8. Les bonobos synchronisent-ils leurs mouvements avec ceux des autres comme les humains ?
Avez-vous déjà remarqué que vos pas se synchronisent lorsque vous marchez avec des amis ? Lors d’interactions, les mouvements se calent sur ceux d’autres individus en interaction, autant dans la marche que dans une expression faciale simultanée ou encore un regard qui se fixe dans une même direction. Et cela pourrait bien aussi être le cas chez les bonobos. Raphaela Heesen (Université de Constance, Allemagne) et ses collègues sont en train de développer un algorithme qui quantifie automatiquement ces comportements de synchronicité chez les bonobos.
9. Les femelles chimpanzés et mangabeys sont meilleures que les mâles pour attraper des crabes
Les chimpanzés et les singes mangabeys aiment manger des crabes pour le dessert en Guinée. Mais pour les obtenir, c’est une autre histoire : « Par expérience personnelle, je peux vous dire qu’ils sont très difficiles à attraper », a expliqué Laura van Holstein, chercheuse à l’Université de Cambridge. Il s’avère que les singes mangabeys sont meilleurs que les chimpanzés pour cette tâche, et que chez les deux espèces ce sont les femelles les plus agiles. « Difficile de savoir exactement pourquoi. Peut-être que manger des crabes s’avère être important dans la lactation ? » s’est demandé la chercheuse pendant l’événement.
10. Les macaques mères traitent différemment leurs petits qui n’ont pas une « tête de bébé »
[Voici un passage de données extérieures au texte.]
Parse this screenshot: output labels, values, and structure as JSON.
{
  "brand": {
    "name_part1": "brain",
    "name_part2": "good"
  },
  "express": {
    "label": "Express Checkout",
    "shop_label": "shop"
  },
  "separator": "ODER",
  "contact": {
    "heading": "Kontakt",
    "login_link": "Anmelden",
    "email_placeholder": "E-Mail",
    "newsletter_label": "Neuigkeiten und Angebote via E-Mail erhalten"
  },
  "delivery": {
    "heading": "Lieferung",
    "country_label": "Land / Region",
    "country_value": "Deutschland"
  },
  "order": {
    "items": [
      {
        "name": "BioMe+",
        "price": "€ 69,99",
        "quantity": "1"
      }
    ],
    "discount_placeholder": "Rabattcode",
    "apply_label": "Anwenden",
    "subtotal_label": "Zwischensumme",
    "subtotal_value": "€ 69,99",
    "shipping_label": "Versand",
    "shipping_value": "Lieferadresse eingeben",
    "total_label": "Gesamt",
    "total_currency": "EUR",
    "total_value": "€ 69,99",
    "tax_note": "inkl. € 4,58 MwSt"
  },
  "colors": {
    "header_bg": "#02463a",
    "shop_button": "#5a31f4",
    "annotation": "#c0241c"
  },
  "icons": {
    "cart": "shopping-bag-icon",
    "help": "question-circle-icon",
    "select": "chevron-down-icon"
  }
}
Qu’est-ce qui peut bien rendre un bébé si chou ? Sa tête disproportionnée, ses grands yeux, sa petite mâchoire ? Selon l’éthologue Konrad Lorentz dans les années 1940, ces caractéristiques mignonnes des juvéniles nous poussent à vouloir prendre soin de nos petits. Yuri Kawagushi (Université de Nottingham Trent, Angleterre) a mesuré cet effet chez les macaques rhésus. Selon les résultats préliminaires, les bébés singes qui montrent des caractéristiques s’éloignant de leur apparence prédite, donc lorsqu’ils font plus vieux ou plus jeunes que leur âge, seraient traités différemment par leur mère, qui s’en éloignerait plus fréquemment. La chercheuse compte maintenant mesurer si cet effet se retrouve aussi parmi les autres espèces de singes.
C’était la dixième fois que les spécialistes des primates se retrouvaient en Europe pour le European Federation of Primatology meeting. Après Strasbourg, Oxford et Arnhem, c’était au tour de Lausanne de les accueillir. « C’est la première fois que l’EFP se déroule en Suisse romande. C’est un moyen de montrer la bonne recherche qui est menée ici au reste de l’Europe », a déclaré Erica van de Waal, primatologue spécialiste de la socialité des singes vervets à l’UNIL et coorganisatrice de l’événement. En tout, ce furent trois jours de conférences, de partage d’anecdotes autour des singes et une bonne fondue pour bien terminer. « C’est aussi un moyen pour les étudiants de master, volontaires de terrain et doctorants de voir ce qui se fait et de rencontrer directement les chercheurs et chercheuses », a ajouté la chercheuse.